OK, fine… so I realize that Puerto Rico isn’t technically a country, but as a self-proclaimed lover of ethnic food in New York City, I’d have to be a real jackass to disrespect Boricua cuisine. We all agree that the colony—er, I mean the “associated free state”—of Puerto Rico could be its own country, right? (If, of course, both American and Puerto Rican politics functioned a little bit differently.) And we all agree that perníl (roast pig) and mofongo (a plantain mash topped with stew) and morcilla (Puerto Rican blood sausage) are all awesome, right?
When I started looking around for good NYC Puerto Rican food last year, I turned to my buddy Rene, who split his childhood between New York and Puerto Rico. He was pretty dismissive of the New York Boricua food scene: “I’m not sure that there are any good Puerto Rican places around.
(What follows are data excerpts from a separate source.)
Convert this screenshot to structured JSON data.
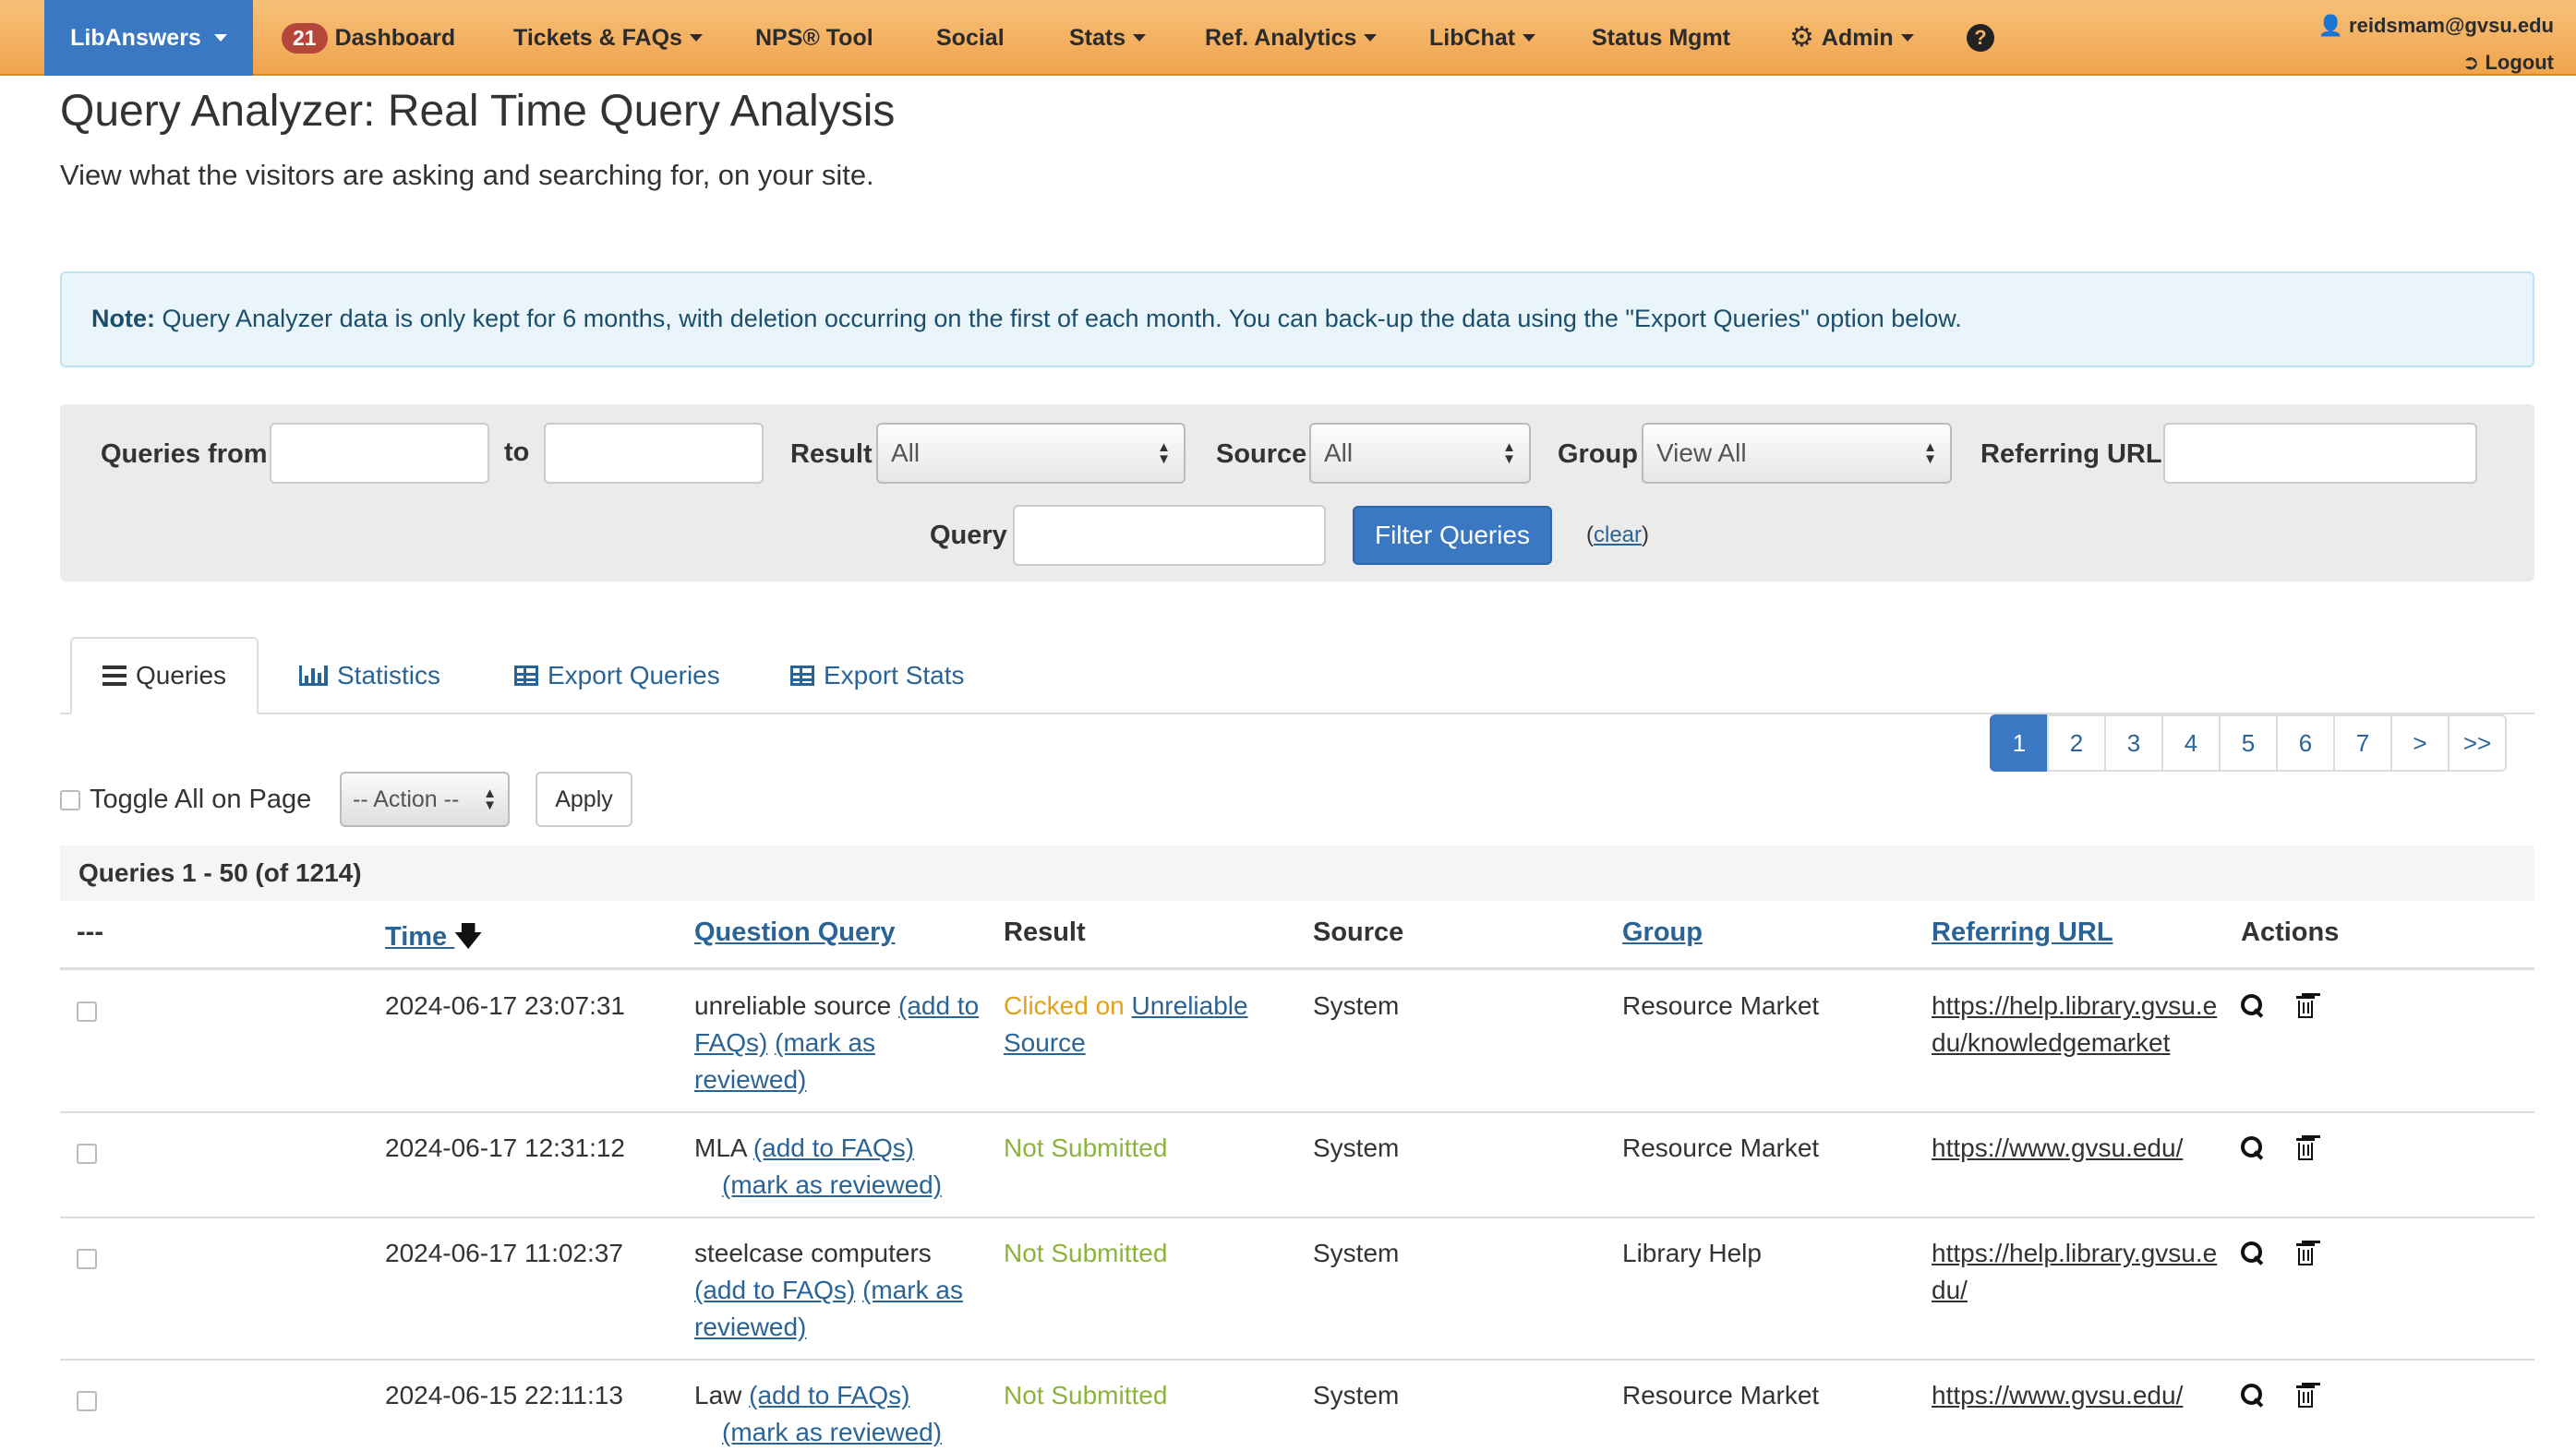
{
  "navbar": {
    "brand": "LibAnswers",
    "dashboard_badge": "21",
    "items": [
      {
        "label": "Dashboard"
      },
      {
        "label": "Tickets & FAQs"
      },
      {
        "label": "NPS® Tool"
      },
      {
        "label": "Social"
      },
      {
        "label": "Stats"
      },
      {
        "label": "Ref. Analytics"
      },
      {
        "label": "LibChat"
      },
      {
        "label": "Status Mgmt"
      },
      {
        "label": "Admin"
      }
    ],
    "help_symbol": "?",
    "user_email": "reidsmam@gvsu.edu",
    "logout_label": "Logout"
  },
  "page": {
    "title": "Query Analyzer: Real Time Query Analysis",
    "subtitle": "View what the visitors are asking and searching for, on your site."
  },
  "note": {
    "label": "Note:",
    "text": " Query Analyzer data is only kept for 6 months, with deletion occurring on the first of each month. You can back-up the data using the \"Export Queries\" option below."
  },
  "filter": {
    "queries_from_label": "Queries from",
    "from_value": "",
    "to_label": "to",
    "to_value": "",
    "result_label": "Result",
    "result_value": "All",
    "source_label": "Source",
    "source_value": "All",
    "group_label": "Group",
    "group_value": "View All",
    "referring_url_label": "Referring URL",
    "referring_url_value": "",
    "query_label": "Query",
    "query_value": "",
    "filter_button": "Filter Queries",
    "clear_open": "(",
    "clear_label": "clear",
    "clear_close": ")"
  },
  "tabs": [
    {
      "label": "Queries",
      "active": true
    },
    {
      "label": "Statistics",
      "active": false
    },
    {
      "label": "Export Queries",
      "active": false
    },
    {
      "label": "Export Stats",
      "active": false
    }
  ],
  "pagination": {
    "pages": [
      "1",
      "2",
      "3",
      "4",
      "5",
      "6",
      "7",
      ">",
      ">>"
    ],
    "active": "1"
  },
  "toolbar": {
    "toggle_all_label": "Toggle All on Page",
    "action_value": "-- Action --",
    "apply_label": "Apply"
  },
  "table": {
    "summary": "Queries 1 - 50 (of 1214)",
    "headers": {
      "select": "---",
      "time": "Time",
      "question_query": "Question Query",
      "result": "Result",
      "source": "Source",
      "group": "Group",
      "referring_url": "Referring URL",
      "actions": "Actions"
    },
    "add_to_faqs": "(add to FAQs)",
    "mark_reviewed": "(mark as reviewed)",
    "rows": [
      {
        "time": "2024-06-17 23:07:31",
        "query": "unreliable source",
        "result_prefix": "Clicked on",
        "result_link": "Unreliable Source",
        "result_status": "clicked",
        "source": "System",
        "group": "Resource Market",
        "referring_url": "https://help.library.gvsu.edu/knowledgemarket"
      },
      {
        "time": "2024-06-17 12:31:12",
        "query": "MLA",
        "result_prefix": "Not Submitted",
        "result_link": "",
        "result_status": "not-submitted",
        "source": "System",
        "group": "Resource Market",
        "referring_url": "https://www.gvsu.edu/"
      },
      {
        "time": "2024-06-17 11:02:37",
        "query": "steelcase computers",
        "result_prefix": "Not Submitted",
        "result_link": "",
        "result_status": "not-submitted",
        "source": "System",
        "group": "Library Help",
        "referring_url": "https://help.library.gvsu.edu/"
      },
      {
        "time": "2024-06-15 22:11:13",
        "query": "Law",
        "result_prefix": "Not Submitted",
        "result_link": "",
        "result_status": "not-submitted",
        "source": "System",
        "group": "Resource Market",
        "referring_url": "https://www.gvsu.edu/"
      }
    ]
  },
  "colors": {
    "navbar": "#f0a44e",
    "brand": "#3a78c3",
    "link": "#2a6496",
    "not_submitted": "#8cb33d",
    "clicked": "#e0a21a",
    "badge": "#b5473a"
  }
}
Dominicans run much better restaurants. But if you find a really good perníl, let me know.”
Hey, wait a minute! The Puerto Rican is supposed to find the good New York Puerto Rican food for the white boy from Iowa, not the other way around. *sigh*
So after several months of asking around, poking through forums, and sampling a few random places that I stumbled upon in my travels… I finally found some kickass perníl at East Harlem’s auspiciously named Lechonera del Barrio (my Spanish is getting pretty rusty, but I think that translates roughly to “Roast Piggery of the Neighborhood”) and dragged Rene with me to gorge ourselves silly.
We both showed up with somewhat of an agenda, which meant—as usual—that we should have brought a third stomach to help us out with everything. Rene loves morcilla and pastelito de queso (fried cheese empanadas), so we started with those. Of course, we had to order perníl (otherwise known as lechón, or roast pig) and mofongo, since those are arguably the two national dishes of Puerto Rico. Two men, four dishes? No problem.
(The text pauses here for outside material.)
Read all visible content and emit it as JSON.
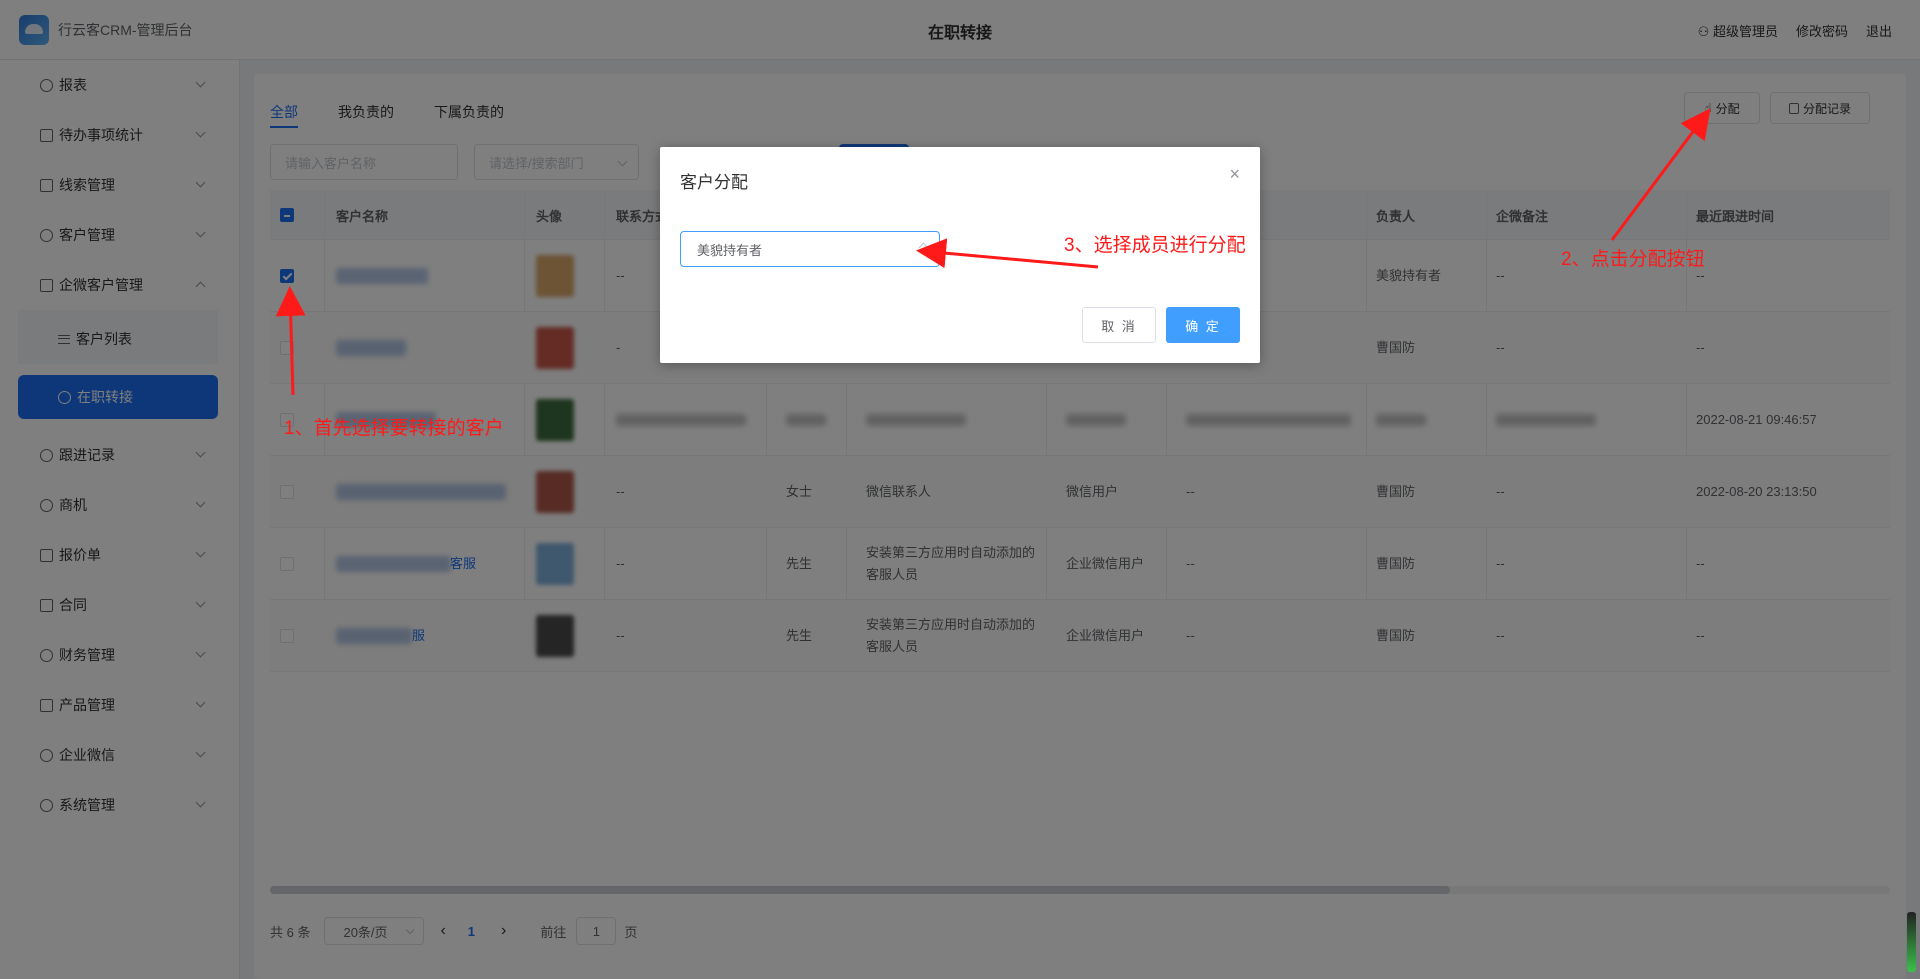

You can never go wrong with fried cheese empanadas—especially when they cost a mere $1.25 each—but the morcilla ($3.25) absolutely dominated our attention for the first fifteen minutes of our meal. Puerto Rican-style morcilla is actually meatless, containing only a sweet, black mixture of pig blood (mmmm!), rice, peppers, and spices; the sausage is then fried in vegetable oil until it’s wonderfully crispy on the outside. I’ve never been much of a blood sausage fan, but I loved the stuff.
For my main course, I insisted on trying mofongo ($8), an intensely dense mash of boiled green plantains, bits of meat (usually some sort of pig), and lots of salt and pepper, topped with a slurry of shredded chicken and spices. (Variations on mofongo could include yucca instead of plantains, and the chicken stew could be traded for pork, shrimp, or chicharron, among many other things.) I love plantains and chicken as much as the next guy, but the stew might have benefited from a bit more seasoning, and it was hard to get past the monotonous heaviness of the mofongo. A smarter man would order mofongo without appetizers, and only on a day when he’s supremely hungry; I enjoyed the dish, but left an unusually large lump of it on my plate… partly due to the brilliance of the rest of our food.
There’s clearly an art to roasting a pig, and the biggest hit of our meal was the perníl (or lechón or roast pig), served with yellow rice and beans as part of the lunch special ($6). The perníl was wonderfully salty, fatty and chewy, without being remotely tough, greasy, or gristly. Partway through the meal, Rene pointed to a hardened brown square that resembled a piece of polished tree bark. “You gotta try some of this—it’s the best part.” I broke off a chunk, and chomped on a crunchy, fatty, salty piece of… chicharron (pork skin). Rene was absolutely right—it was delicious. It wasn’t unlike a great piece of bacon, but with a better crunch and a more subtle, meaty flavor.
Throughout the meal, I tried to goad Rene into talking about his favorite family meals, and he kept mentioning one of his aunts, who is revered as his family’s best cook. As much as I enjoyed our food, I was worried that I’d brought my Puerto Rican friend to a place that wouldn’t meet his standards—though I know that Rene is usually too easygoing to complain.
So I asked him how Lechonera ranked on a scale of 1 to 10—with 10, of course, being his aunt’s cooking. Lechonera scored an 8.5 on the Rene scale. I’d call that one hell of a compliment.